Suddenly remembering things you were trying to remember

What causes this phenomenon:

You are sitting there trying to remember something, but you cannot recall it. You think “it begins with ‘b’” (or whatever) but that’s the best you can do.

Then all of sudden, three hours (or days) later, when you are not even trying to recall it, it pops into your head out of the blue (making you exclaim, “oh yeah, that’s it!”), with seemingly no provocation.

Side question:

How come, occasionally when we try really hard to recall something, we can sometimes know “it begins with ‘b’”, but not recall the term or name in its entirety?

If our brain knows it begins with ‘b’, why can’t it return the rest of the word?

This truly is a remarkable human trait, isn’t it? I’ve heard it referred to “ambient thinking”, and is also related to the “tip of the tongue” phenomenon, especially with your example of knowing SOMETHING about the topic, but not being able to eloquently explain your thought process. Wikipedia has a nice articleabout the tip of the tongue phenomenon, if you haven’t had a chance to check it out. Really fascinating stuff, the human brain!

There’s an analogous thing that happens in your eyes known as Averted vision - Wikipedia which I can’t help but believe involves similar brain functions.

All I can say is that I know it works! I never despair that sooner or later whatever I’m trying to remember (and having no luck with in the “straining to recall” mode) will just pop into my awareness. It’s happened more times than I can count. Only a few things just never come back. I treat such failures as having been too faint to matter.

Just recently I was trying to recall the names of my grammar school teachers. They still lurk in the recesses of my mind that I can’t access. But I have been able to remember most of my schoolmates! Go figure.

IANA neurologist or psychologist, but as I understand, the brain tends to “file” things that are similar near eachother. As such, I might liken the process to having a bunch of messy piles where you know you left a certain paper in a certain file, but you look through the stack again and again but can’t seem to find it.
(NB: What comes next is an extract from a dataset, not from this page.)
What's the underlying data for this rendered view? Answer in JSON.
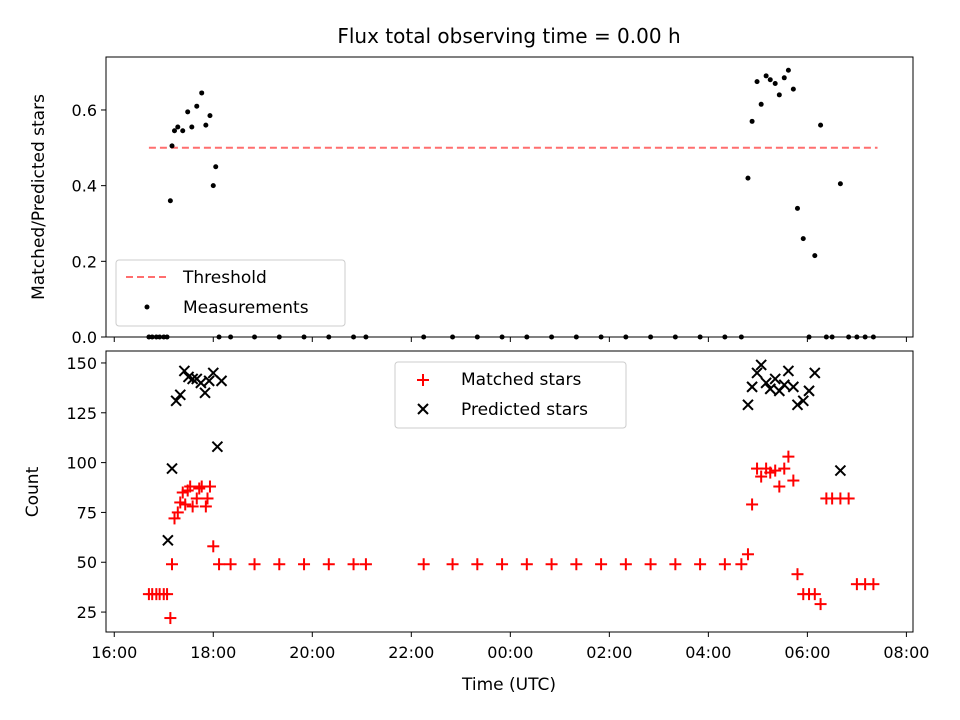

That is, you don’t always get a direct link of “actor in this movie’s name is X” because you haven’t really strengthened that neural connection, instead you get a series of weaker connections akin to “his name begins with B”, “he was also in Y”, etc. It all just depends on how you liken different things together.
At least for me, I’ll sometimes get the first letter, but more often I’ll get other parts of the word, specifically the rhyming part, or something related to it. For related, it’ll often be “it’s like the opposite of X” or “it’s somewhere between Y and Z”. I actually dislike the “It starts with B” because it seems like either it’s just flat-out wrong or my brain just doesn’t sort like that so it’s more of a hinderance. In other instances, I’ll actually have the specific word I want but not really “grab onto it” and then get stuck looking for it.

Bah, gonna miss the edit window. Anyway, as for why it comes up later, it’s probably because you’re somehow accessing it in a round-about way, it just doesn’t seem like there’s any direct correlation. For instance, using the same sort of actor scenario, you were looking for a guy with a B name in movie X and Y, but you don’t find it. Later, you see a commercial for beer that has a scene in a bar, and one of those movies, or maybe even a completely different one, has a scene that you connected him to a bar and it comes back up and you make the initial connection. You may or may not even be aware of that alternate connection, but that’s one way.

I suppose it’s also possible that you somehow “keep looking” in the background and maybe come onto it once you’ve had time to process it more, but it’s sort of hard to tell whether it was just further searching or some alternate connection, so I have no idea which one is actually more how it works without a neurologist checks in; this is more from an AI perspective of how we programatically achieve the same sort of thing.

In my mind, that seems to be true, because this is almost always how that “Oh, yes, that’s what it was” feeling happens for me. I’ll manage to recall something associated with the forgotten thing, and bing! the connection gets made and suddenly I can remember the name, title, color, date, or whatever it was I was trying to.